James Bradley has worked out the consequences…
January 1729 CE
James Bradley has worked out the consequences of supposing that the direction and speed of the earth in its orbit, combined with a consistent speed of light from the star, might cause the apparent changes of stellar position that he observed.
He found that this fitted the observations well, and also gave an estimate for the speed of light, and showed that the stellar parallax, if any, with extremes in June and December, was far too small to measure at the precision available to Bradley. (The smallness of any parallax, compared with expectations, also showed that the stars must be many times more distant from the Earth than anybody had previously believed.)
This discovery of what becomes known as the aberration of light is, for all realistic purposes, conclusive evidence for the movement of the Earth, and hence for the correctness of Aristarchus' and Kepler's theories; it is announced to the Royal Society in January 1729 (Phil. Trans. xxxv. 637).
The theory of the aberration also gives Bradley a means to improve on the accuracy of the previous estimate of the speed of light, which had previously been shown to be finite by the work of Ole Rømer and others.
Bradley was born at Sherborne, near Cheltenham in Gloucestershire, in March 1693.
Entering Balliol College, Oxford, on March 15, 1711, he took degrees of B.A. and M.A. in 1714 and 1717 respectively.
He had made his early astronomical observations at the rectory of Wanstead in Essex, under the tutelage of the Reverend James Pound, his uncle and a skilled astronomer.
Elected a fellow of the Royal Society on November 6, 1718, he had taken orders on becoming vicar of Bridstow in the following year, and a small sinecure living in Wales had also been procured for him by his friend Samuel Molyneux.
He resigned his ecclesiastical preferments in 1721, when appointed to the Savilian chair of astronomy at Oxford, while as reader on experimental philosophy from 1729 to 1760, he delivered seventy-nine courses of lectures at the Ashmolean Museum.
Bradley had measured the diameter of Venus in 1722 with a large aerial telescope with an objective focal length of two hundred and twelve feet (sixty-five meters).

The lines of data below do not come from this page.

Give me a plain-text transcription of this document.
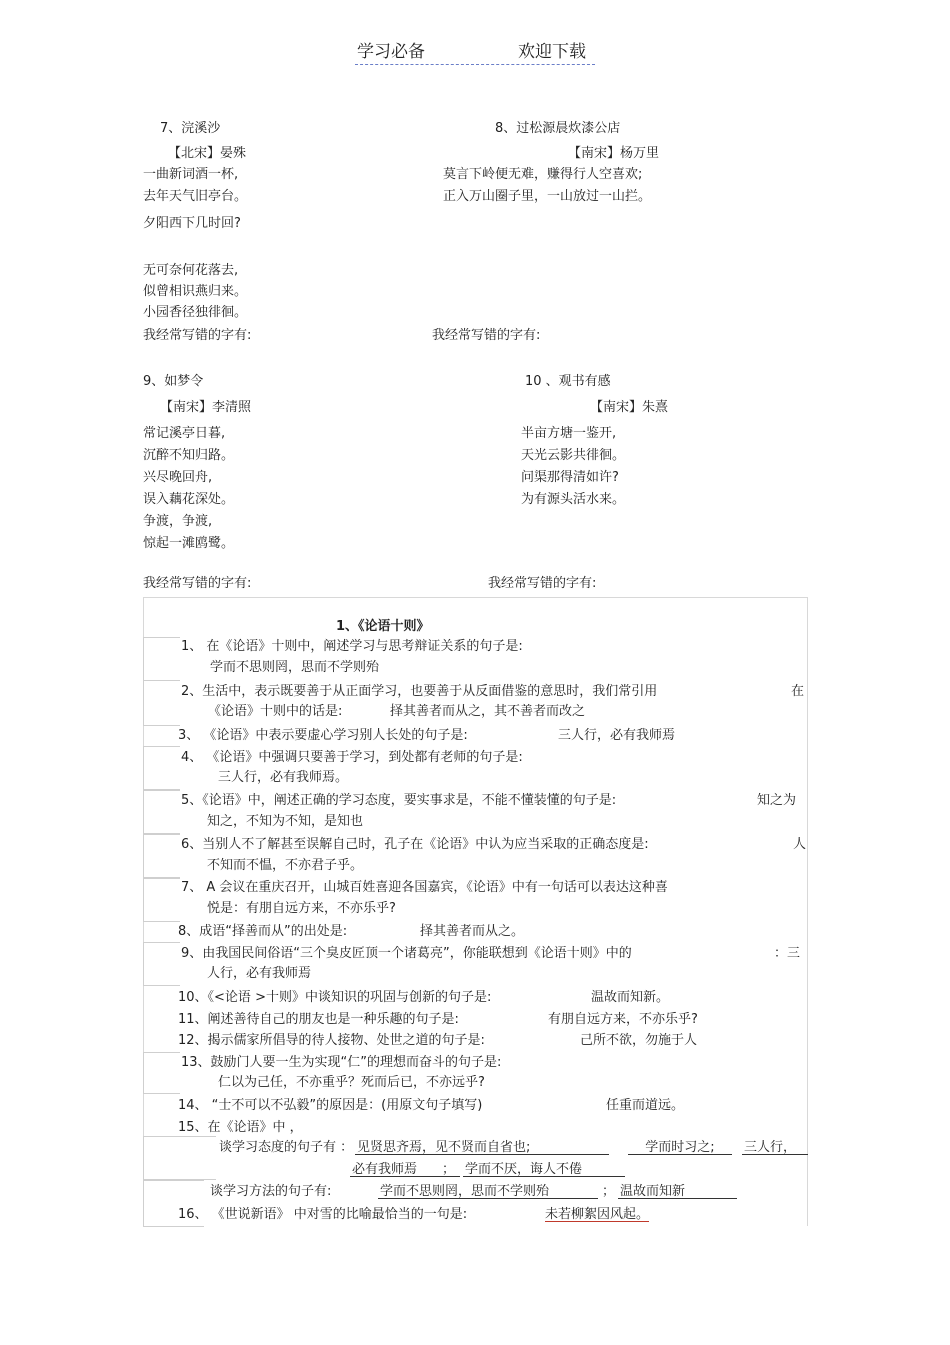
学习必备	欢迎下载
7、浣溪沙
【北宋】晏殊
一曲新词酒一杯,
去年天气旧亭台。
夕阳西下几时回?
无可奈何花落去,
似曾相识燕归来。
小园香径独徘徊。
我经常写错的字有:
8、过松源晨炊漆公店
【南宋】杨万里
莫言下岭便无难，赚得行人空喜欢;
正入万山圈子里，一山放过一山拦。
我经常写错的字有:
9、如梦令
【南宋】李清照
常记溪亭日暮,
沉醉不知归路。
兴尽晚回舟,
误入藕花深处。
争渡，争渡,
惊起一滩鸥鹭。
我经常写错的字有:
10 、观书有感
【南宋】朱熹
半亩方塘一鉴开,
天光云影共徘徊。
问渠那得清如许?
为有源头活水来。
我经常写错的字有:
1、《论语十则》
1、 在《论语》十则中，阐述学习与思考辩证关系的句子是:
学而不思则罔，思而不学则殆
2、生活中，表示既要善于从正面学习，也要善于从反面借鉴的意思时，我们常引用	在
《论语》十则中的话是:	择其善者而从之，其不善者而改之
3、 《论语》中表示要虚心学习别人长处的句子是:	三人行，必有我师焉
4、 《论语》中强调只要善于学习，到处都有老师的句子是:
三人行，必有我师焉。
5、《论语》中，阐述正确的学习态度，要实事求是，不能不懂装懂的句子是:	知之为
知之，不知为不知，是知也
6、当别人不了解甚至误解自己时，孔子在《论语》中认为应当采取的正确态度是:	人
不知而不愠，不亦君子乎。
7、 A 会议在重庆召开，山城百姓喜迎各国嘉宾，《论语》中有一句话可以表达这种喜
悦是：有朋自远方来，不亦乐乎?
8、成语“择善而从”的出处是:	择其善者而从之。
9、由我国民间俗语“三个臭皮匠顶一个诸葛亮”，你能联想到《论语十则》中的	：三
人行，必有我师焉
10、《<论语 >十则》中谈知识的巩固与创新的句子是:	温故而知新。
11、阐述善待自己的朋友也是一种乐趣的句子是:	有朋自远方来，不亦乐乎?
12、揭示儒家所倡导的待人接物、处世之道的句子是:	己所不欲，勿施于人
13、鼓励门人要一生为实现“仁”的理想而奋斗的句子是:
仁以为己任，不亦重乎？死而后已，不亦远乎?
14、 “士不可以不弘毅”的原因是：(用原文句子填写)	任重而道远。
15、在《论语》中 ，
谈学习态度的句子有 ： 见贤思齐焉，见不贤而自省也;	学而时习之;	三人行，
必有我师焉	； 学而不厌，诲人不倦
谈学习方法的句子有:	学而不思则罔，思而不学则殆	； 温故而知新
16、 《世说新语》 中对雪的比喻最恰当的一句是:	未若柳絮因风起。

Bradley makes his discovery of the aberration of light while attempting to detect stellar parallax.
He works with Samuel Molyneux until Molyneux's death in 1728 trying to measure the parallax of Gamma Draconis.
This stellar parallax ought to have shown up, if it existed at all, as a small annual cyclical motion of the apparent position of the star.
However, while Bradley and Molyneux did not find the expected apparent motion due to parallax, they found instead a different and unexplained annual cyclical motion.
Shortly after Molyneux's death, Bradley realizes that this is caused by what is now known as the aberration of light.
The basis on which Bradley distinguishes the annual motion actually observed from the expected motion due to parallax, is that its annual timetable is different.
Calculation show that if there had been any appreciable motion due to parallax, then the star should have reached its most southerly apparent position in December, and its most northerly apparent position in June.
What Bradley has found instead is an apparent motion that reaches its most southerly point in March, and its most northerly point in September; and that cannot be accounted for by parallax: the cause of a motion with the pattern actually seen is at first obscure.
A story has often been told, that the solution to the problem eventually occurred to Bradley while he was in a sailing-boat on the River Thames.
He noticed that when the boat turned about, a little flag at the top of the mast changed its direction, even though the wind had not changed; the only thing that had changed was the direction and speed of the boat.